According to Bloomberg, Dumont-Beghi has now been convicted of aggravated tax fraud and money laundering for concealing $5.1m she obtained from her client in the mid-2000s, in an undeclared account at HSBC Holdings in New York.
The guilty verdict only came to light after Dumont-Beghi challenged her conviction in court this month; she was found guilty in February 2019 and given an 18-month suspended sentence. That sentence was confirmed during an appeal hearing a year later, but her fine was upped from €100,000 to €750,000.

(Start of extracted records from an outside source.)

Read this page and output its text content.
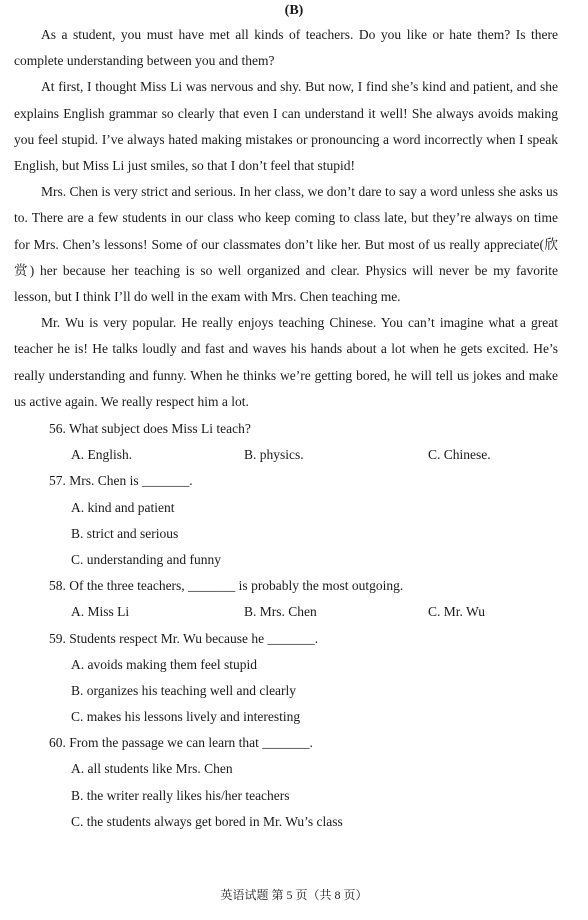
(B)

As a student, you must have met all kinds of teachers. Do you like or hate them? Is there complete understanding between you and them?

At first, I thought Miss Li was nervous and shy. But now, I find she’s kind and patient, and she explains English grammar so clearly that even I can understand it well! She always avoids making you feel stupid. I’ve always hated making mistakes or pronouncing a word incorrectly when I speak English, but Miss Li just smiles, so that I don’t feel that stupid!

Mrs. Chen is very strict and serious. In her class, we don’t dare to say a word unless she asks us to. There are a few students in our class who keep coming to class late, but they’re always on time for Mrs. Chen’s lessons! Some of our classmates don’t like her. But most of us really appreciate(欣赏) her because her teaching is so well organized and clear. Physics will never be my favorite lesson, but I think I’ll do well in the exam with Mrs. Chen teaching me.

Mr. Wu is very popular. He really enjoys teaching Chinese. You can’t imagine what a great teacher he is! He talks loudly and fast and waves his hands about a lot when he gets excited. He’s really understanding and funny. When he thinks we’re getting bored, he will tell us jokes and make us active again. We really respect him a lot.

56. What subject does Miss Li teach?
A. English.	B. physics.	C. Chinese.
57. Mrs. Chen is _______.
A. kind and patient
B. strict and serious
C. understanding and funny
58. Of the three teachers, _______ is probably the most outgoing.
A. Miss Li	B. Mrs. Chen	C. Mr. Wu
59. Students respect Mr. Wu because he _______.
A. avoids making them feel stupid
B. organizes his teaching well and clearly
C. makes his lessons lively and interesting
60. From the passage we can learn that _______.
A. all students like Mrs. Chen
B. the writer really likes his/her teachers
C. the students always get bored in Mr. Wu’s class
英语试题 第 5 页（共 8 页）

Dumont-Beghi’s latest challenge appears to have been partially successful—judges in the Cour de Cassation, the highest court in the French judicial system, now suggest her sentence may need to be lessened, Bloomberg reports. The judges upheld the money laundering conviction but questioned the aggravated circumstances of her tax fraud conviction.
Dumont-Beghi could not be reached immediately for comment but has denied any intent to conceal assets and maintains she has paid tax authorities what she owed. However, tax officials say she skipped nearly €150,000 in income tax and just over €120,000 in wealth tax.
Meanwhile, according to Le Monde, Guy Wildenstein’s defamation case against Dumont-Beghi, which was due to begin on 16 December, has been abandoned. In her 2016 book, Les Billiards cachés des Wildenstein, the lawyer accused Wildenstein of inheritance fraud.
Wildenstein and his nephew, Alec Jr, were acquitted of tax fraud in 2017 and again in 2018. However, in January, France’s High Court ordered a retrial, though no date has been set yet. Guy Wildenstein’s lawyer Hervé Témine previously told The Art Newspaper he strongly believes there will be “a third acquittal”.